One of them was a victim, Tywanza Sanders, 26, a college graduate, employed as a barber, whose dying act in his church was to reach out to his 87 year old great aunt and stroke her hair to comfort her even as he bled to death.

Another young man is Sharonda Coleman Singleton’s older son Chris, who forgave Dylann Roof at the arraignment. Ms. Coleman Singleton also leaves a daughter and another son who is Little’s age, and I can’t stop thinking about them either. Her children will forever be defined by the unfairness of what happened to their mother, and Chris will forever be defined by his forgiveness because, as he told reporters, “that is what my mother would have done.”

It wasn’t fair, what any of these young men did. On one hand, Dylann Roof defined himself by hating people he had never met. On the other hand, Tywanza and Chris defined themselves by love – impossible love in the face of unspeakable loss. It wasn’t fair. But each defined himself, despite how others did.

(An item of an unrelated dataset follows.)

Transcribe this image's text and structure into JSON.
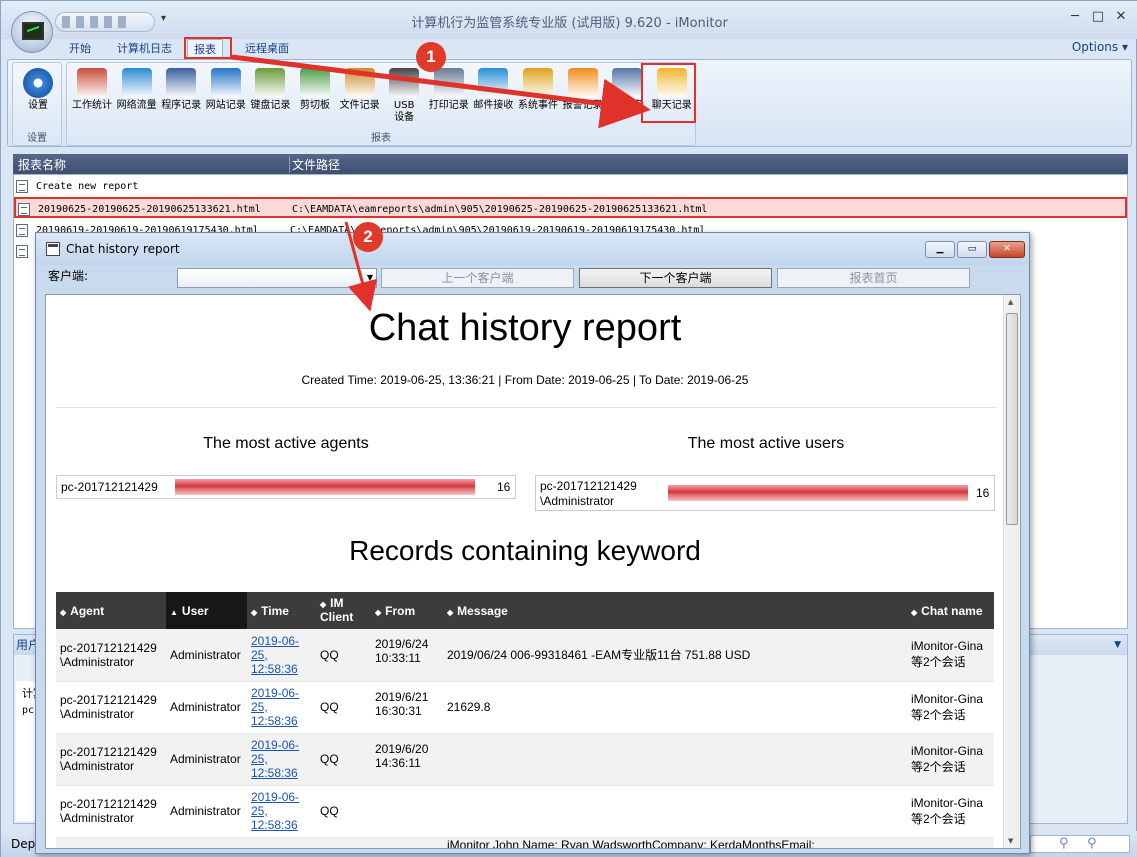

It is truly senseless to me, but it has been in my thoughts all summer. It has permeated much of what I’ve seen and read.

I just finished reading Harper Lee’s new release, Go Set A Watchman. The central conflict is that Scout (yes, Scout, the pre-pubescent heroine of To Kill A Mockingbird) is all grown up at the time of the novel’s setting in the 1960s and has to negotiate her recognition that her fiancé, Hank, and her father -her hero, her God -if you will believe what Harper Lee has to say about him in the voice of Uncle Jack, are on a town planning board with racists. And they seem to be getting along with them just fine.

I won’t go into the plot here, but suffice it to say that Scout is horrified. She also has a bit of an identity crisis, for herself and for her family and town. She can’t believe that Atticus and Hank would even sit at the same table and listen to racist ideology at such a crucial turning point in the Civil Rights Era. She has to decide how to define herself and she pushes back mightily against the idea that being white gives her an automatic privilege in her society.

Uncle Jack, who loves her and who loves his brother, tries to explain why progress is slow in coming in her community – why Atticus must pull up a chair to speak with those whose ideology is so different from his.

He tells Scout, “For years and years all that (white) man thought he had that made him any better than his black brothers was the color of his skin. He was just as dirty, he smelled just as bad, he was just as poor. Nowadays he’s got more than he ever had in this life, he has everything but breeding, he’s freed himself from every stigma, but he sits nursing his hangover of hatred” (197).

This reminds me of something else I read in June, right before the shooting happened. It is a historical note by Michelle Alexander, the author of The New Jim Crow. Alexander writes, “In the antebellum South, the lowliest white person at least possessed his or her white skin – a badge of superiority over even the most skilled slave or prosperous free African American”(27). Alexander goes on to say that the post Civil War economic and political degradation – plus an overwhelming task of rebuilding the country – was most distressing to whites. This new reality did not mesh with the world view of the whites who had been successful, who believed that they were entitled to success because of their position in society – in short, because of their race.

This is, sadly, not a viewpoint relegated to the era of Reconstruction in the United States. It is the last vestige of self-esteem for racist white men and in some cases, it is becoming an excuse for their behavior. It is the warped rationale for a senseless act performed by a young man who couldn’t figure out why he wasn’t winning at life.

So I ask my children, when they are treated unfairly, when they are misunderstood, when they think they are missing out on some perceived advantage, such as acceptance or privilege based on athletic ability, social connections, or demographics, what kind of boy they’re going to be now, and how that will grow them into men.

And that has everything to do with what is inside of them, what other people might not see or even bother to look for.  There may not be time for my sons to explain, quantify or negotiate it.

It will have to be enough that they know it themselves, no matter how unfair life can be.